Model outputs: compare inferred parameters to known parameters

Get a dataframe of all of the key estimated model parameters combined with the key “known” model parameters to get a sense of which parameters we can recover and which might be unidentifiable (just as a first pass, eventually we will probably want to do a full sensitivity analysis to identify the regions of parameter space that are non-identifiable).

Note that if you are modifying this vignette to run on your own data skip this part– in the case of real data, we don’t know the true underlying model parameters.

static_params <- c(
  "eta_sd", "autoreg_rt",
  "autoreg_rt_site",
  "log_r_mu_intercept",
  "i0_over_n", "initial_growth",
  "inv_sqrt_phi_h", "mode_sigma_ww_site", "sd_log_sigma_ww_site",
  "p_hosp_mean", "p_hosp_w_sd", "t_peak", "viral_peak",
  "dur_shed", "log10_g", "ww_site_mod_sd",
  "infection_feedback"
)
vector_params <- c(
  "w", "p_hosp_w", "rt", "state_inf_per_capita", "p_hosp",
  "eta_log_sigma_ww_site", "ww_site_mod_raw",
  "ww_site_mod", "sigma_ww_site",
  "hosp_wday_effect"
)

matrix_params <- c("error_site")


# Get the full posterior parameter distribution from the real data
full_param_df <- get_full_param_distrib(
  all_draws, static_params, vector_params, matrix_params
)

# Compare to the knows parameters
param_df <- cfaforecastrenewalww::param_df # A set of the set static and dynamic
# from the `generate_simulated_data()` function default args. This is package data
comp_df <- full_param_df %>%
  left_join(param_df,
    by = c("name", "index_rows", "index_cols")
  )

ggplot(comp_df %>% filter(name %in% c("rt", "p_hosp"))) +
  geom_line(aes(x = index_cols, y = value, group = draw), size = 0.05, alpha = 0.05) +
  geom_line(aes(x = index_cols, y = median), color = "black") +
  geom_line(aes(x = index_cols, y = true_value), color = "red") +
  facet_wrap(~name, scales = "free") +
  theme_bw() +
  xlab("Time (days)") +
  ylab("Parameter value") +
  scale_y_continuous(trans = "log") +
  ggtitle("Posterior parameter distribution vs known parameter values")

ggplot(comp_df %>% filter(name %in% c("log10_g"))) +
  geom_histogram(aes(x = value), alpha = 0.3) +
  geom_vline(aes(xintercept = median), color = "black") +
  geom_vline(aes(xintercept = true_value), color = "red") +
  facet_wrap(~name, scales = "free") +
  xlab("Parameter value") +
  ylab("Frequency") +
  theme_bw() +
  scale_x_continuous(trans = "log") +
  ggtitle("Posterior parameter distribution vs known parameter values")

## `stat_bin()` using `bins = 30`. Pick better value with `binwidth`.

Try fitting the model without wastewater

The switch include_ww = 0 tells the model not to evaluate the likelihood on the wastewater data.

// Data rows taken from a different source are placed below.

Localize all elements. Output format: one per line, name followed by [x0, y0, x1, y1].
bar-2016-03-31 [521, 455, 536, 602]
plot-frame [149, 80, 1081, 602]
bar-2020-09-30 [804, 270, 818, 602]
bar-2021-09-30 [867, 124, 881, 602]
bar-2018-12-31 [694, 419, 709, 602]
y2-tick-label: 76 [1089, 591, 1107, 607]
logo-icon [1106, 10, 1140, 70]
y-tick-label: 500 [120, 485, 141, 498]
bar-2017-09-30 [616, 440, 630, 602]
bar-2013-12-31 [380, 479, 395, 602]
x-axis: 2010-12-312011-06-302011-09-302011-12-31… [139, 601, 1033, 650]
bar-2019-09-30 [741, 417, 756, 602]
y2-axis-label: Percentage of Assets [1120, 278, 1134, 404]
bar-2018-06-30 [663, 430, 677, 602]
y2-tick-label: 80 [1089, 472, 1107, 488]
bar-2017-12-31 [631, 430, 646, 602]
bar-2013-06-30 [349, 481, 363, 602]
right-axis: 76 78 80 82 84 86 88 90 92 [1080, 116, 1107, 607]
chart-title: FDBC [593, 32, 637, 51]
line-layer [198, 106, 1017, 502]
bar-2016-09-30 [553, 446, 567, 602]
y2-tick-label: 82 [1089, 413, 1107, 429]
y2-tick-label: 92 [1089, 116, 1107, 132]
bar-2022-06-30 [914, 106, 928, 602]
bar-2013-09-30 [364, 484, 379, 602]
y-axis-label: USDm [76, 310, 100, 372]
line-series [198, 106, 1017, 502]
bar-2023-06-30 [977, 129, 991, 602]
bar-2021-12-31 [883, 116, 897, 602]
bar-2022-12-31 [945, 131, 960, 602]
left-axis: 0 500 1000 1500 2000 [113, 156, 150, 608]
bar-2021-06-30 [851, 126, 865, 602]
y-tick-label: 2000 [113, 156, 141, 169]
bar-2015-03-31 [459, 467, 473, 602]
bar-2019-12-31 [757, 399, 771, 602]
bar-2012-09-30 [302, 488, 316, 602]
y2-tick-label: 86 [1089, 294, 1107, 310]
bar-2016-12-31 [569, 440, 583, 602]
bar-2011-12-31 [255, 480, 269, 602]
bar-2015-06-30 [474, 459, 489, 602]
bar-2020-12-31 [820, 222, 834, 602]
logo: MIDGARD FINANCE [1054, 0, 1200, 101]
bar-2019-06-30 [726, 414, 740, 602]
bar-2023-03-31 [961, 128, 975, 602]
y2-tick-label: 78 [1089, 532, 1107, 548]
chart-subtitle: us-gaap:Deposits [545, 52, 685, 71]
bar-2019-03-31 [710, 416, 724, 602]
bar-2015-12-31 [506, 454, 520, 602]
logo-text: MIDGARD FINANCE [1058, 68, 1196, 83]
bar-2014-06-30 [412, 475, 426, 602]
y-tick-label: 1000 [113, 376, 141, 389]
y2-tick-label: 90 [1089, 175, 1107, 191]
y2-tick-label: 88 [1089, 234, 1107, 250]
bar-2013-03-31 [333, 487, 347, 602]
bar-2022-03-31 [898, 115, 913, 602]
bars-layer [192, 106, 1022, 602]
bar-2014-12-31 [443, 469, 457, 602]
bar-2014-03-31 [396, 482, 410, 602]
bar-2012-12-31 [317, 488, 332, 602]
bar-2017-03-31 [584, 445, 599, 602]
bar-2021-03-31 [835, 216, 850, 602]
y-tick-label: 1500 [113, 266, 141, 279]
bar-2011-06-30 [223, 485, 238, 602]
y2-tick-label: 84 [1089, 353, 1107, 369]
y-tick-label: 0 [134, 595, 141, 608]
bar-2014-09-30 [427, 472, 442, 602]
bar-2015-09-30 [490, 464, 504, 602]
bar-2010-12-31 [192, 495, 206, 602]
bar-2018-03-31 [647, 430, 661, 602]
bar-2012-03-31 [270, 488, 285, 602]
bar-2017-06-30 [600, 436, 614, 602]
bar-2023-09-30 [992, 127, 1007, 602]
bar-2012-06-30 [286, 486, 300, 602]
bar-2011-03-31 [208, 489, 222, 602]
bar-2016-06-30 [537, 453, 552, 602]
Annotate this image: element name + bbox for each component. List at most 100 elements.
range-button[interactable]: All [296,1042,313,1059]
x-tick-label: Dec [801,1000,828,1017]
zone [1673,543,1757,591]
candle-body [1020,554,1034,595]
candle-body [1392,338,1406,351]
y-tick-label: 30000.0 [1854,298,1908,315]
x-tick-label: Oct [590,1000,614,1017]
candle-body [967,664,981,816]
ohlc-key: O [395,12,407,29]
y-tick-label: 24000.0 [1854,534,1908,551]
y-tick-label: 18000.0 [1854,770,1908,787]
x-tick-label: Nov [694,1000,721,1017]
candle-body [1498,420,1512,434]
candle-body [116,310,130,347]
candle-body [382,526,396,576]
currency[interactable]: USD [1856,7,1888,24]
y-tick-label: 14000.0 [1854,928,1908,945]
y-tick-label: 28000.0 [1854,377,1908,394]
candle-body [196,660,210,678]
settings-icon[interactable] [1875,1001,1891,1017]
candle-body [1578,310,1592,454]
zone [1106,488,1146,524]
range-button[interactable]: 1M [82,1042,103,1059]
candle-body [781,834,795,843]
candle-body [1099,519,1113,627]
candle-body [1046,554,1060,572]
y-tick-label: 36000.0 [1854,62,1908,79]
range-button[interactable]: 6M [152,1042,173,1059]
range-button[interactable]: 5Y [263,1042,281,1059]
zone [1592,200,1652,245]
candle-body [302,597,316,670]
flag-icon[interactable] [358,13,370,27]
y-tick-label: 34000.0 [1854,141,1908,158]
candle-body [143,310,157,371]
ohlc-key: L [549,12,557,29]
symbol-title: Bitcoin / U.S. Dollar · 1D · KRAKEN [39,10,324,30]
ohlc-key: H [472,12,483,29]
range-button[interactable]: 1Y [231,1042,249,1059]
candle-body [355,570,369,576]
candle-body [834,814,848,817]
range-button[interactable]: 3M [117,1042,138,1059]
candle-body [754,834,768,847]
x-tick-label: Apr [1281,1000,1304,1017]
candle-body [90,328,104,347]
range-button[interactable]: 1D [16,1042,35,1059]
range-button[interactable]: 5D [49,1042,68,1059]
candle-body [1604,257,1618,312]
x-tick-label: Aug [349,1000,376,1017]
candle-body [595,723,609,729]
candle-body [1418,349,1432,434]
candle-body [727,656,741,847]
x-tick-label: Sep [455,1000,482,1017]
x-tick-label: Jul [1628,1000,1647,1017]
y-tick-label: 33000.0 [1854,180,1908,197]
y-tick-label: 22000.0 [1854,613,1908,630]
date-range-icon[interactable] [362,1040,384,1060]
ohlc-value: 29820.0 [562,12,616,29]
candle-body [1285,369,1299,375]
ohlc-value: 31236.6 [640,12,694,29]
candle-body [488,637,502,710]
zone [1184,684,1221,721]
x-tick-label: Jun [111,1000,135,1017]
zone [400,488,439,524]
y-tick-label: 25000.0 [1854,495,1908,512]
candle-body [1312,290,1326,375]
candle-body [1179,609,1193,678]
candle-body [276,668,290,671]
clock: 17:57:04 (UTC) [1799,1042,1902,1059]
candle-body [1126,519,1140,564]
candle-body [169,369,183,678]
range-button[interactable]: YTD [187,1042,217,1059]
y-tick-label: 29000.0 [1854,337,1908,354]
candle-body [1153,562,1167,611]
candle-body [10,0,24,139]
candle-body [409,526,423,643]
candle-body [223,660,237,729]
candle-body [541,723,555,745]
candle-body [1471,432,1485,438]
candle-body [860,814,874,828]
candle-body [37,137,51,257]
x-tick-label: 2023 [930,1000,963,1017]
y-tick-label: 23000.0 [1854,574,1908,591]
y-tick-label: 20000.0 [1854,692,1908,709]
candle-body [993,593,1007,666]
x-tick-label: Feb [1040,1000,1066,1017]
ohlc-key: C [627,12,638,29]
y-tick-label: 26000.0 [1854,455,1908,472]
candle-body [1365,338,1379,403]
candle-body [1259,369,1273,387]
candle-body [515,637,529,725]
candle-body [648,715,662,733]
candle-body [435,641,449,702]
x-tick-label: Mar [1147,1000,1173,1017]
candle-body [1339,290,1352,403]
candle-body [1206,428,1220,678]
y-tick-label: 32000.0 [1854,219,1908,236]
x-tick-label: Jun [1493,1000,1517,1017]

stan_data_hosp_only <- stan_data
stan_data_hosp_only$include_ww <- 0

fit_dynamic_rt_hosp_only <- model$sample(
  data = stan_data_hosp_only,
  seed = 123,
  init = init_fun,
  iter_sampling = 500,
  iter_warmup = 750,
  chains = 4,
  max_treedepth = 12,
  parallel_chains = 4
)

## Running MCMC with 4 parallel chains...
## 
## Chain 1 Iteration:    1 / 1250 [  0%]  (Warmup)

## Chain 2 Iteration:    1 / 1250 [  0%]  (Warmup)

## Chain 3 Iteration:    1 / 1250 [  0%]  (Warmup)

## Chain 4 Iteration:    1 / 1250 [  0%]  (Warmup)

## Chain 4 Iteration:  100 / 1250 [  8%]  (Warmup)

## Chain 1 Iteration:  100 / 1250 [  8%]  (Warmup)

## Chain 4 Iteration:  200 / 1250 [ 16%]  (Warmup)

## Chain 1 Iteration:  200 / 1250 [ 16%]  (Warmup)

## Chain 4 Iteration:  300 / 1250 [ 24%]  (Warmup)

## Chain 2 Iteration:  100 / 1250 [  8%]  (Warmup)

## Chain 3 Iteration:  100 / 1250 [  8%]  (Warmup)

## Chain 1 Iteration:  300 / 1250 [ 24%]  (Warmup)

## Chain 4 Iteration:  400 / 1250 [ 32%]  (Warmup)

## Chain 2 Iteration:  200 / 1250 [ 16%]  (Warmup)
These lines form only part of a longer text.